Pemberian Izin Tambang di Lumajang Timbulkan Kecemburuan Sosial

Alat berat dan truk besar mengangkut pasir Lumajang. (santrinews.com/bpm)

Lumajang – Pembukaan kembali aktivitas penambangan pasir di sejumlah lokasi di Lumajang, Jawa Timur, menimbulkan kecemburuan sosial di kalangan penambang pasir lainnya.

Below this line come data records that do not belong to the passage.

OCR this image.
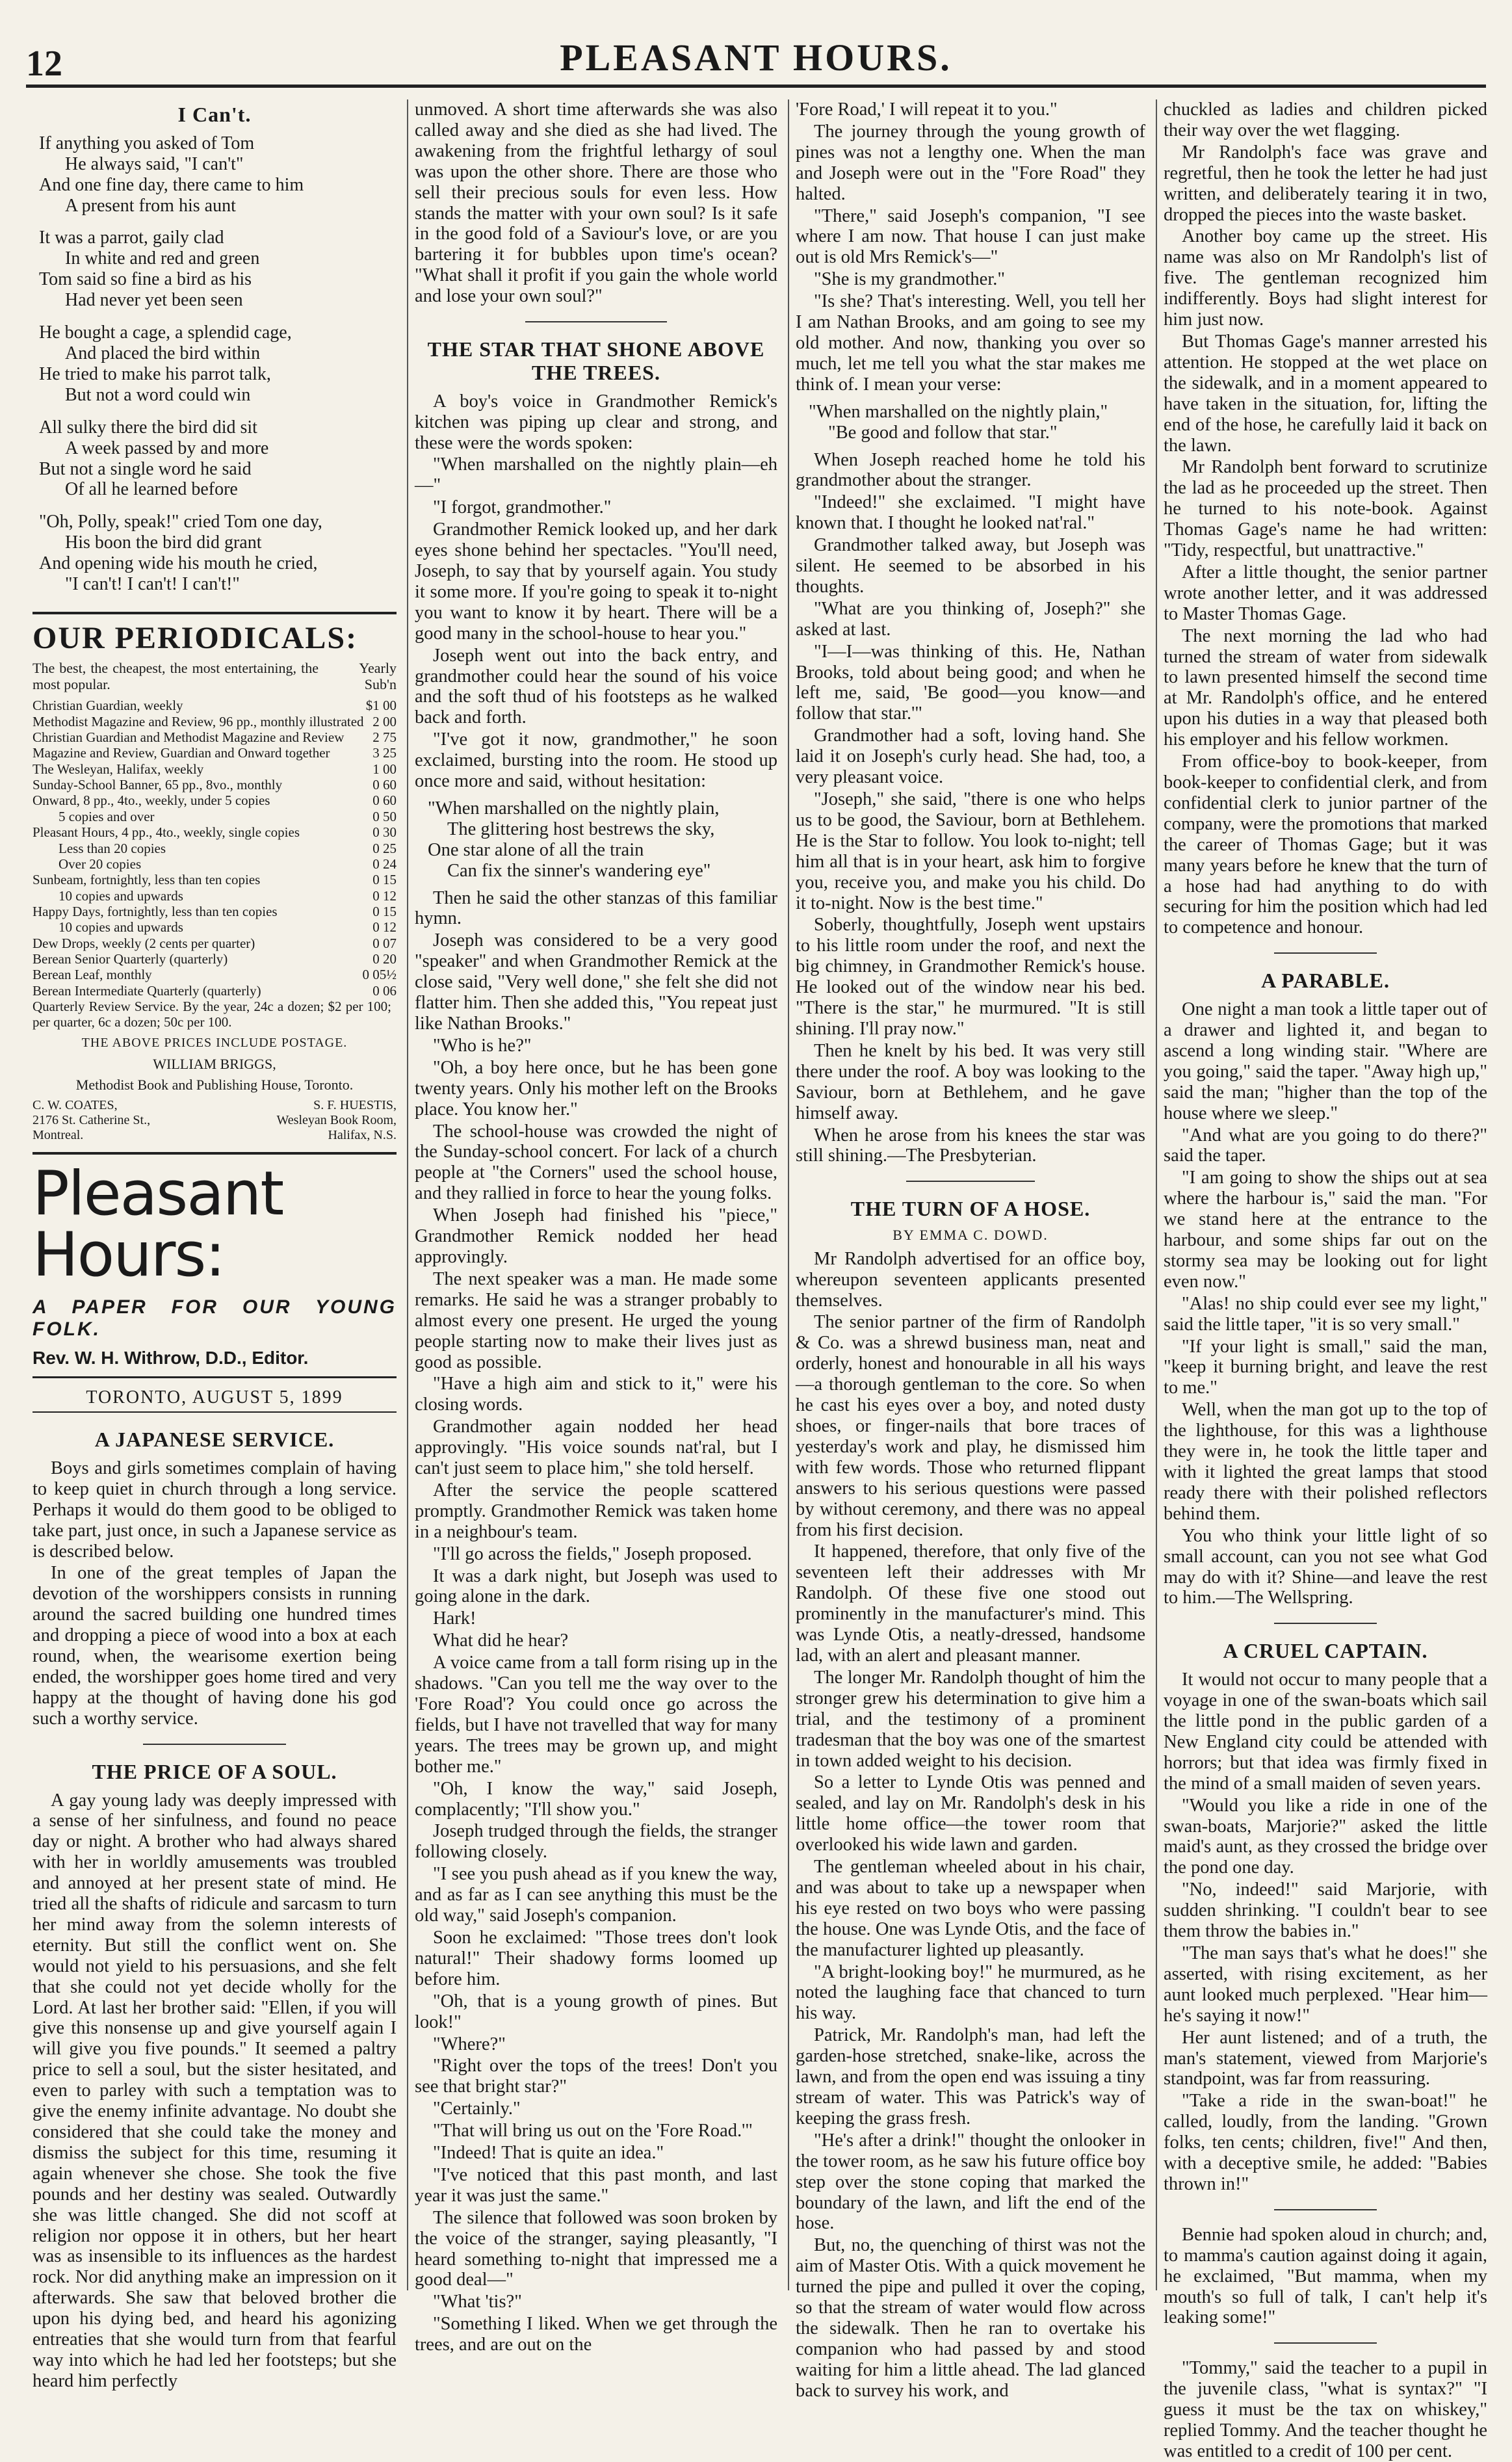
12	PLEASANT HOURS.
I Can't.
If anything you asked of Tom
He always said, "I can't"
And one fine day, there came to him
A present from his aunt
It was a parrot, gaily clad
In white and red and green
Tom said so fine a bird as his
Had never yet been seen
He bought a cage, a splendid cage,
And placed the bird within
He tried to make his parrot talk,
But not a word could win
All sulky there the bird did sit
A week passed by and more
But not a single word he said
Of all he learned before
"Oh, Polly, speak!" cried Tom one day,
His boon the bird did grant
And opening wide his mouth he cried,
"I can't! I can't! I can't!"
OUR PERIODICALS:
The best, the cheapest, the most entertaining, the most popular.
Yearly Sub'n
Christian Guardian, weekly	$1 00
Methodist Magazine and Review, 96 pp., monthly illustrated 2 00
Christian Guardian and Methodist Magazine and Review	2 75
Magazine and Review, Guardian and Onward together	3 25
The Wesleyan, Halifax, weekly	1 00
Sunday-School Banner, 65 pp., 8vo., monthly	0 60
Onward, 8 pp., 4to., weekly, under 5 copies	0 60
5 copies and over	0 50
Pleasant Hours, 4 pp., 4to., weekly, single copies	0 30
Less than 20 copies	0 25
Over 20 copies	0 24
Sunbeam, fortnightly, less than ten copies	0 15
10 copies and upwards	0 12
Happy Days, fortnightly, less than ten copies	0 15
10 copies and upwards	0 12
Dew Drops, weekly (2 cents per quarter)	0 07
Berean Senior Quarterly (quarterly)	0 20
Berean Leaf, monthly	0 05½
Berean Intermediate Quarterly (quarterly)	0 06
Quarterly Review Service. By the year, 24c a dozen; $2 per 100; per quarter, 6c a dozen; 50c per 100.
THE ABOVE PRICES INCLUDE POSTAGE.
WILLIAM BRIGGS,
Methodist Book and Publishing House, Toronto.
C. W. COATES,
2176 St. Catherine St.,
Montreal.
S. F. HUESTIS,
Wesleyan Book Room,
Halifax, N.S.
Pleasant Hours:
A PAPER FOR OUR YOUNG FOLK.
Rev. W. H. Withrow, D.D., Editor.
TORONTO, AUGUST 5, 1899
A JAPANESE SERVICE.

Boys and girls sometimes complain of having to keep quiet in church through a long service. Perhaps it would do them good to be obliged to take part, just once, in such a Japanese service as is described below.

In one of the great temples of Japan the devotion of the worshippers consists in running around the sacred building one hundred times and dropping a piece of wood into a box at each round, when, the wearisome exertion being ended, the worshipper goes home tired and very happy at the thought of having done his god such a worthy service.

THE PRICE OF A SOUL.

A gay young lady was deeply impressed with a sense of her sinfulness, and found no peace day or night. A brother who had always shared with her in worldly amusements was troubled and annoyed at her present state of mind. He tried all the shafts of ridicule and sarcasm to turn her mind away from the solemn interests of eternity. But still the conflict went on. She would not yield to his persuasions, and she felt that she could not yet decide wholly for the Lord. At last her brother said: "Ellen, if you will give this nonsense up and give yourself again I will give you five pounds." It seemed a paltry price to sell a soul, but the sister hesitated, and even to parley with such a temptation was to give the enemy infinite advantage. No doubt she considered that she could take the money and dismiss the subject for this time, resuming it again whenever she chose. She took the five pounds and her destiny was sealed. Outwardly she was little changed. She did not scoff at religion nor oppose it in others, but her heart was as insensible to its influences as the hardest rock. Nor did anything make an impression on it afterwards. She saw that beloved brother die upon his dying bed, and heard his agonizing entreaties that she would turn from that fearful way into which he had led her footsteps; but she heard him perfectly

unmoved. A short time afterwards she was also called away and she died as she had lived. The awakening from the frightful lethargy of soul was upon the other shore. There are those who sell their precious souls for even less. How stands the matter with your own soul? Is it safe in the good fold of a Saviour's love, or are you bartering it for bubbles upon time's ocean? "What shall it profit if you gain the whole world and lose your own soul?"

THE STAR THAT SHONE ABOVE THE TREES.

A boy's voice in Grandmother Remick's kitchen was piping up clear and strong, and these were the words spoken:

"When marshalled on the nightly plain—eh—"

"I forgot, grandmother."

Grandmother Remick looked up, and her dark eyes shone behind her spectacles. "You'll need, Joseph, to say that by yourself again. You study it some more. If you're going to speak it to-night you want to know it by heart. There will be a good many in the school-house to hear you."

Joseph went out into the back entry, and grandmother could hear the sound of his voice and the soft thud of his footsteps as he walked back and forth.

"I've got it now, grandmother," he soon exclaimed, bursting into the room. He stood up once more and said, without hesitation:

"When marshalled on the nightly plain,
The glittering host bestrews the sky,
One star alone of all the train
Can fix the sinner's wandering eye"

Then he said the other stanzas of this familiar hymn.

Joseph was considered to be a very good "speaker" and when Grandmother Remick at the close said, "Very well done," she felt she did not flatter him. Then she added this, "You repeat just like Nathan Brooks."

"Who is he?"

"Oh, a boy here once, but he has been gone twenty years. Only his mother left on the Brooks place. You know her."

The school-house was crowded the night of the Sunday-school concert. For lack of a church people at "the Corners" used the school house, and they rallied in force to hear the young folks.

When Joseph had finished his "piece," Grandmother Remick nodded her head approvingly.

The next speaker was a man. He made some remarks. He said he was a stranger probably to almost every one present. He urged the young people starting now to make their lives just as good as possible.

"Have a high aim and stick to it," were his closing words.

Grandmother again nodded her head approvingly. "His voice sounds nat'ral, but I can't just seem to place him," she told herself.

After the service the people scattered promptly. Grandmother Remick was taken home in a neighbour's team.

"I'll go across the fields," Joseph proposed.

It was a dark night, but Joseph was used to going alone in the dark.

Hark!

What did he hear?

A voice came from a tall form rising up in the shadows. "Can you tell me the way over to the 'Fore Road'? You could once go across the fields, but I have not travelled that way for many years. The trees may be grown up, and might bother me."

"Oh, I know the way," said Joseph, complacently; "I'll show you."

Joseph trudged through the fields, the stranger following closely.

"I see you push ahead as if you knew the way, and as far as I can see anything this must be the old way," said Joseph's companion.

Soon he exclaimed: "Those trees don't look natural!" Their shadowy forms loomed up before him.

"Oh, that is a young growth of pines. But look!"

"Where?"

"Right over the tops of the trees! Don't you see that bright star?"

"Certainly."

"That will bring us out on the 'Fore Road.'"

"Indeed! That is quite an idea."

"I've noticed that this past month, and last year it was just the same."

The silence that followed was soon broken by the voice of the stranger, saying pleasantly, "I heard something to-night that impressed me a good deal—"

"What 'tis?"

"Something I liked. When we get through the trees, and are out on the

'Fore Road,' I will repeat it to you."

The journey through the young growth of pines was not a lengthy one. When the man and Joseph were out in the "Fore Road" they halted.

"There," said Joseph's companion, "I see where I am now. That house I can just make out is old Mrs Remick's—"

"She is my grandmother."

"Is she? That's interesting. Well, you tell her I am Nathan Brooks, and am going to see my old mother. And now, thanking you over so much, let me tell you what the star makes me think of. I mean your verse:

"When marshalled on the nightly plain,"
"Be good and follow that star."

When Joseph reached home he told his grandmother about the stranger.

"Indeed!" she exclaimed. "I might have known that. I thought he looked nat'ral."

Grandmother talked away, but Joseph was silent. He seemed to be absorbed in his thoughts.

"What are you thinking of, Joseph?" she asked at last.

"I—I—was thinking of this. He, Nathan Brooks, told about being good; and when he left me, said, 'Be good—you know—and follow that star.'"

Grandmother had a soft, loving hand. She laid it on Joseph's curly head. She had, too, a very pleasant voice.

"Joseph," she said, "there is one who helps us to be good, the Saviour, born at Bethlehem. He is the Star to follow. You look to-night; tell him all that is in your heart, ask him to forgive you, receive you, and make you his child. Do it to-night. Now is the best time."

Soberly, thoughtfully, Joseph went upstairs to his little room under the roof, and next the big chimney, in Grandmother Remick's house. He looked out of the window near his bed. "There is the star," he murmured. "It is still shining. I'll pray now."

Then he knelt by his bed. It was very still there under the roof. A boy was looking to the Saviour, born at Bethlehem, and he gave himself away.

When he arose from his knees the star was still shining.—The Presbyterian.

THE TURN OF A HOSE.
BY EMMA C. DOWD.

Mr Randolph advertised for an office boy, whereupon seventeen applicants presented themselves.

The senior partner of the firm of Randolph & Co. was a shrewd business man, neat and orderly, honest and honourable in all his ways—a thorough gentleman to the core. So when he cast his eyes over a boy, and noted dusty shoes, or finger-nails that bore traces of yesterday's work and play, he dismissed him with few words. Those who returned flippant answers to his serious questions were passed by without ceremony, and there was no appeal from his first decision.

It happened, therefore, that only five of the seventeen left their addresses with Mr Randolph. Of these five one stood out prominently in the manufacturer's mind. This was Lynde Otis, a neatly-dressed, handsome lad, with an alert and pleasant manner.

The longer Mr. Randolph thought of him the stronger grew his determination to give him a trial, and the testimony of a prominent tradesman that the boy was one of the smartest in town added weight to his decision.

So a letter to Lynde Otis was penned and sealed, and lay on Mr. Randolph's desk in his little home office—the tower room that overlooked his wide lawn and garden.

The gentleman wheeled about in his chair, and was about to take up a newspaper when his eye rested on two boys who were passing the house. One was Lynde Otis, and the face of the manufacturer lighted up pleasantly.

"A bright-looking boy!" he murmured, as he noted the laughing face that chanced to turn his way.

Patrick, Mr. Randolph's man, had left the garden-hose stretched, snake-like, across the lawn, and from the open end was issuing a tiny stream of water. This was Patrick's way of keeping the grass fresh.

"He's after a drink!" thought the onlooker in the tower room, as he saw his future office boy step over the stone coping that marked the boundary of the lawn, and lift the end of the hose.

But, no, the quenching of thirst was not the aim of Master Otis. With a quick movement he turned the pipe and pulled it over the coping, so that the stream of water would flow across the sidewalk. Then he ran to overtake his companion who had passed by and stood waiting for him a little ahead. The lad glanced back to survey his work, and

chuckled as ladies and children picked their way over the wet flagging.

Mr Randolph's face was grave and regretful, then he took the letter he had just written, and deliberately tearing it in two, dropped the pieces into the waste basket.

Another boy came up the street. His name was also on Mr Randolph's list of five. The gentleman recognized him indifferently. Boys had slight interest for him just now.

But Thomas Gage's manner arrested his attention. He stopped at the wet place on the sidewalk, and in a moment appeared to have taken in the situation, for, lifting the end of the hose, he carefully laid it back on the lawn.

Mr Randolph bent forward to scrutinize the lad as he proceeded up the street. Then he turned to his note-book. Against Thomas Gage's name he had written: "Tidy, respectful, but unattractive."

After a little thought, the senior partner wrote another letter, and it was addressed to Master Thomas Gage.

The next morning the lad who had turned the stream of water from sidewalk to lawn presented himself the second time at Mr. Randolph's office, and he entered upon his duties in a way that pleased both his employer and his fellow workmen.

From office-boy to book-keeper, from book-keeper to confidential clerk, and from confidential clerk to junior partner of the company, were the promotions that marked the career of Thomas Gage; but it was many years before he knew that the turn of a hose had had anything to do with securing for him the position which had led to competence and honour.

A PARABLE.

One night a man took a little taper out of a drawer and lighted it, and began to ascend a long winding stair. "Where are you going," said the taper. "Away high up," said the man; "higher than the top of the house where we sleep."

"And what are you going to do there?" said the taper.

"I am going to show the ships out at sea where the harbour is," said the man. "For we stand here at the entrance to the harbour, and some ships far out on the stormy sea may be looking out for light even now."

"Alas! no ship could ever see my light," said the little taper, "it is so very small."

"If your light is small," said the man, "keep it burning bright, and leave the rest to me."

Well, when the man got up to the top of the lighthouse, for this was a lighthouse they were in, he took the little taper and with it lighted the great lamps that stood ready there with their polished reflectors behind them.

You who think your little light of so small account, can you not see what God may do with it? Shine—and leave the rest to him.—The Wellspring.

A CRUEL CAPTAIN.

It would not occur to many people that a voyage in one of the swan-boats which sail the little pond in the public garden of a New England city could be attended with horrors; but that idea was firmly fixed in the mind of a small maiden of seven years.

"Would you like a ride in one of the swan-boats, Marjorie?" asked the little maid's aunt, as they crossed the bridge over the pond one day.

"No, indeed!" said Marjorie, with sudden shrinking. "I couldn't bear to see them throw the babies in."

"The man says that's what he does!" she asserted, with rising excitement, as her aunt looked much perplexed. "Hear him—he's saying it now!"

Her aunt listened; and of a truth, the man's statement, viewed from Marjorie's standpoint, was far from reassuring.

"Take a ride in the swan-boat!" he called, loudly, from the landing. "Grown folks, ten cents; children, five!" And then, with a deceptive smile, he added: "Babies thrown in!"

Bennie had spoken aloud in church; and, to mamma's caution against doing it again, he exclaimed, "But mamma, when my mouth's so full of talk, I can't help it's leaking some!"

"Tommy," said the teacher to a pupil in the juvenile class, "what is syntax?" "I guess it must be the tax on whiskey," replied Tommy. And the teacher thought he was entitled to a credit of 100 per cent.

Hal ini diungkapkan Sekretaris Aliansi Masyarakat Peduli Lingkungan (AMPEL) Lumajang, Arsyad Surbekti, Jumat , 4 Desember 2015.

Seluruh tambang pasir di Lumajang ditutup menyusul penganiayaan yang menewaskan Salim Kancil dan mencederai Tosan, September lalu. Kedua petani ini menentang penambangan pasir besi itu karena merusak lingkungan.

Arsyad mengatakan pihaknya tidak mempermasalahkan pembukaan penambangan pasir itu untuk memenuhi kebutuhan pasir untuk proyek nasional seperti jalan tol. “Seharusnya ada sosialisasi ke masyarakat terlebih dulu,” kata dia.

Dia mengatakan sebelum ada moratorium, ada 61 pemilik izin tambang di Lumajang. Namun setelah dibuka lagi, hanya 15 pemilik izin tambang yang direkomendasikan untuk menambang kendati persyaratan untuk menambang juga belum optimal.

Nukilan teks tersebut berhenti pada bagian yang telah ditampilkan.